3D Object Pose Estimation with DOPE

Deep Object Pose Estimation (DOPE) performs detection and 3D pose estimation of known objects from a single RGB image. It uses a deep learning approach to predict image keypoints for corners and centroid of an object’s 3D bounding box, and PnP postprocessing to estimate the 3D pose. This algorithm is different from the existing Pose CNN model; thus, it provides more diversity to the 3D pose estimation toolset in the Isaac SDK.

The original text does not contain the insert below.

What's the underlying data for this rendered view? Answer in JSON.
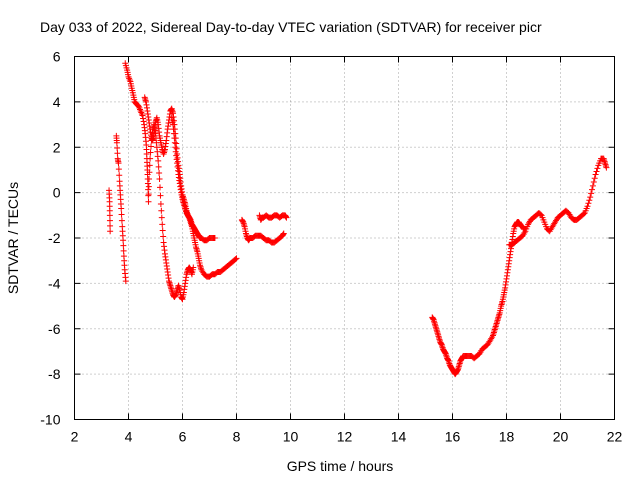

Isaac SDK package supports DOPE inference with TensorRT and C++ postprocessing with the DopeDecoder codelet. Each DOPE network model supports detection of multiple instances of a single object class.


The following command runs the dope inference app with a default sample model (with VGG19 pretrained on OpenImages v4) and image to detect YCB object cracker (003_cracker):

bob@desktop:~/isaac/sdk$ bazel run packages/object_pose_estimation/apps/dope:dope_inference

Open Sight at localhost:3000 to view the results.


Run the inference live with a Realsense camera with command:

bob@desktop:~/isaac/sdk$ bazel run packages/object_pose_estimation/apps/dope:dope_inference -- --mode realsense

Inference for other YCB objects

The Deep_Object_Pose github provides pre-trained torch models for additional YCB object (please note that these models use VGG19 from pytorch model zoo pretrained on ImageNet). To run the inference app with a different model, download the weights for tomato soup (YCB 005_tomator_soup_can) from Deep_Object_Pose github to /tmp/soup_60.pth. Convert the torch model to ONNX model with:

bob@desktop:~/isaac/sdk$ bazel run packages/object_pose_estimation/apps/dope:dope_model -- --input /tmp/soup_60.pth

This generates the ONNX model at /tmp/soup_60.onnx. Use the inference app with this model:

bob@desktop:~/isaac/sdk$ bazel run packages/object_pose_estimation/apps/dope:dope_inference -- --mode realsense --model /tmp/soup_60.onnx --box 0.06766 0.102 0.0677 --label soup

Note the 3D bounding box size of the new object must be provided with --box as input for the DopeDecoder Codelet to perform PnP. Bounding box sizes for the YCB models can be found in Deep_Object_Pose config or YCB paper.


DOPE training is currently not part of the Isaac SDK. Refer to the torch training script in Deep_Object_Pose github scripts/train.py.

For any pre-trained model hosted on Deep_Object_Pose github, or models trained with the training script in Deep_Object_Pose github, use:

bob@desktop:~/isaac/sdk$ bazel run packages/object_pose_estimation/apps/dope:dope_model -- --input <path to torch model>

to convert the torch model to ONNX model to use with Isaac SDK’s DOPE inference pipeline.

To train with custom objects, refer to Omniverse Isaac Sim’s synthetic data generation tools. The offline training data format is specified in the FAT dataset.